Reuters had already gotten results for its outstanding investigation into Chesapeake Energy and the conflicts of its swashbuckling CEO Aubrey McClendon.
In May, less than two weeks after the first piece in the Reuters series, which showed that McClendon had borrowed more than a billion dollars against well interests from a company doing business with Chesapeake, the board stripped him of his chairmanship. Weeks after Reuters exposed a cozy drilling-rights alliance between Chesapeake and a competitor in June, the Justice Department opened an antitrust investigation into the matter.
And now it’s had the biggest impact yet: McClendon is being run out of the company he founded, having resigned yesterday “due to certain philosophical differences that exist between the Board and me,” according to an email to employees posted by The Lost Ogle.
The Pittsburgh Post-Gazette deserves a round of applause here, since it was first to report that McClendon was borrowing against his well interests.
But make no mistake: This is Reuters’s scalp, and it’s a big one. While Chesapeake’s market capitalization is now just $12 billion, that’s down two thirds from 2008, largely because Chesapeake was a victim of its own success. The natural gas fracking techniques it helped pioneer and its aggressive—some would say reckless—drilling across the country flooded natural gas onto the North American market, sending prices into a tailspin.
That’s had enormous economic and environmental consequences that we’re only beginning to understand.
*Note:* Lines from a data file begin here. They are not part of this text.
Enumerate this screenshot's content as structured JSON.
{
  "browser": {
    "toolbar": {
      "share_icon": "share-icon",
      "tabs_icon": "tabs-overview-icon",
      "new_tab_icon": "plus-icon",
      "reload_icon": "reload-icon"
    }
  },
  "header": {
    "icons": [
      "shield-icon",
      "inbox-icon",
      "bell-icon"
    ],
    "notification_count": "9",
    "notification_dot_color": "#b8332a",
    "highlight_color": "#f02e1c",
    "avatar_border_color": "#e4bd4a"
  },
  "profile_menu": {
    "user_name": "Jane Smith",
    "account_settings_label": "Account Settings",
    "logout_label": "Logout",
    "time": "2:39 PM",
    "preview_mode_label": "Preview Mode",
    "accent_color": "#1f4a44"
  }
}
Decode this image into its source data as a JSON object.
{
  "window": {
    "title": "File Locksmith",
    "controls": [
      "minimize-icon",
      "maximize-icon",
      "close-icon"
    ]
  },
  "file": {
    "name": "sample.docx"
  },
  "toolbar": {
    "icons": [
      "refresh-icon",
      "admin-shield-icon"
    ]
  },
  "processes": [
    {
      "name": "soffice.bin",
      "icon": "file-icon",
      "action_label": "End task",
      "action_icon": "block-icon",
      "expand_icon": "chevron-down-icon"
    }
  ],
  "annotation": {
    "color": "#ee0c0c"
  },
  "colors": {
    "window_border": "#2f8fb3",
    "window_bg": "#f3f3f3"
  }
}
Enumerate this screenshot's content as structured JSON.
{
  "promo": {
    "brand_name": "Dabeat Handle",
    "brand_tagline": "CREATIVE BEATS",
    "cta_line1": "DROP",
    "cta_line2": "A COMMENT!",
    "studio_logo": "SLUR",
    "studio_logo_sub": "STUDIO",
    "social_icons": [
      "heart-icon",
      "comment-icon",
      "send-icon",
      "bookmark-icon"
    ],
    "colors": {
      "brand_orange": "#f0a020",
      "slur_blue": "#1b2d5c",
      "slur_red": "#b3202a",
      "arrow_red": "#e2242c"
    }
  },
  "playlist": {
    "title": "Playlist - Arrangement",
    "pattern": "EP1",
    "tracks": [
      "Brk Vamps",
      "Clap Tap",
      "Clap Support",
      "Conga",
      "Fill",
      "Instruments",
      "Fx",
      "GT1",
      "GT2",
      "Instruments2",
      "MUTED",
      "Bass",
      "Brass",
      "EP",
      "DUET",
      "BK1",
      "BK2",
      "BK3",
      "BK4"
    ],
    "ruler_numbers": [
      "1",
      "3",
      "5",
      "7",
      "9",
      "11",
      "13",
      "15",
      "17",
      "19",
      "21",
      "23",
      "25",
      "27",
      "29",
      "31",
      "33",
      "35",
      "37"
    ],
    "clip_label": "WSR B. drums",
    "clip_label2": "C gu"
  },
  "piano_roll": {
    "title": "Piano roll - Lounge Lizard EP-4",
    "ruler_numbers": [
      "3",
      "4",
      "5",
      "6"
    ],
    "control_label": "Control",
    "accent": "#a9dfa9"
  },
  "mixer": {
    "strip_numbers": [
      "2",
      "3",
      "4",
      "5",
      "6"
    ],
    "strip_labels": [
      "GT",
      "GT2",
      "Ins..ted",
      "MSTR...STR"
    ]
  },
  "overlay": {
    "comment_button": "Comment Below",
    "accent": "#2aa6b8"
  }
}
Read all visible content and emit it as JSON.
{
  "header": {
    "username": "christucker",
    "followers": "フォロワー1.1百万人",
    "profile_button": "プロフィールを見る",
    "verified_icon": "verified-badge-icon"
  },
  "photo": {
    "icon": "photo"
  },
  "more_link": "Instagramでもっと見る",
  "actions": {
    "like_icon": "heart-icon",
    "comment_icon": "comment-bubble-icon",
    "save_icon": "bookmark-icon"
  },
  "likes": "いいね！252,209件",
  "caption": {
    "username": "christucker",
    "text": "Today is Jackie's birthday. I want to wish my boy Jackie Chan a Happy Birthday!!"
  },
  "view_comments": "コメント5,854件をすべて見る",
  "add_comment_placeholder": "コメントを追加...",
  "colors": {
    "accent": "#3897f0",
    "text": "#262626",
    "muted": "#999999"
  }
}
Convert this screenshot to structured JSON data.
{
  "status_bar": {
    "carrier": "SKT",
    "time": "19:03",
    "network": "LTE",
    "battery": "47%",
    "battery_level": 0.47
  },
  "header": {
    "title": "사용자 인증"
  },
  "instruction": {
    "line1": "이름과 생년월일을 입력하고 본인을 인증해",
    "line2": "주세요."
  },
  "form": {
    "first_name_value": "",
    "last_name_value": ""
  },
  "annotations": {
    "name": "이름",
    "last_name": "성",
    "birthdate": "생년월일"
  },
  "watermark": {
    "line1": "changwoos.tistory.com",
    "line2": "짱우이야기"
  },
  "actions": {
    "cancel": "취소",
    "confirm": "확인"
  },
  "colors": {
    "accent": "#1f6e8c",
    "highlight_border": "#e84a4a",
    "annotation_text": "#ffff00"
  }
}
Forbes’s Chris Helman yesterday called McClendon “the greatest wildcatter of his generation.”
That Chesapeake’s board was, as recently as last summer, dominated by McClendon cronies, makes this all the more remarkable. Although this statement has the look of a lawyer-negotiated whitewash:
The Board expects to release the results of its previously announced review of the financing arrangements, and other matters, between Mr. McClendon (and the entities through which he participates in the Founder Well Participation Program) and any third party that has had or may have a relationship with the company in any capacity, in its earnings announcement scheduled for release before market open on February 21, 2013. The Board’s extensive review to date has not revealed improper conduct by Mr. McClendon. The Board and Mr. McClendon’s decision to commence a search for a new leader is not related to the Board’s pending review of his financing arrangements and other matters.
We’ll see about that.
In the meantime, let’s see how other outlets covered Reuters’s role in McClendon’s demise, which you really can’t ignore if you’re giving readers the context they deserve. Beat reporters tend and their bosses not to like to give credit to competitors who have scooped them repeatedly.
The Wall Street Journal doesn’t deign to mention Reuters at all in its Marketplace cover piece, which is a big hole in its story. Bloomberg is chintzy, crediting “media reports” rather than its top competitor. That’s pathetic, but at least it mentioned the press’s role, unlike the Journal.
Shareholders including Carl Icahn, the activist investor, forced a shake-up of the board last year after the revelation by Reuters of Mr McClendon’s previously undisclosed borrowings intensified concerns about corporate governance.
It might be cynical to note that Reuters is more of a competitor to the WSJ (Dow Jones) and Bloomberg than it is to the FT and the NYT, but there it is. By ignoring or downplaying a competitor’s scoop, particularly one that sent a company’s shares down 10 percent at one point, you’re not telling the whole story.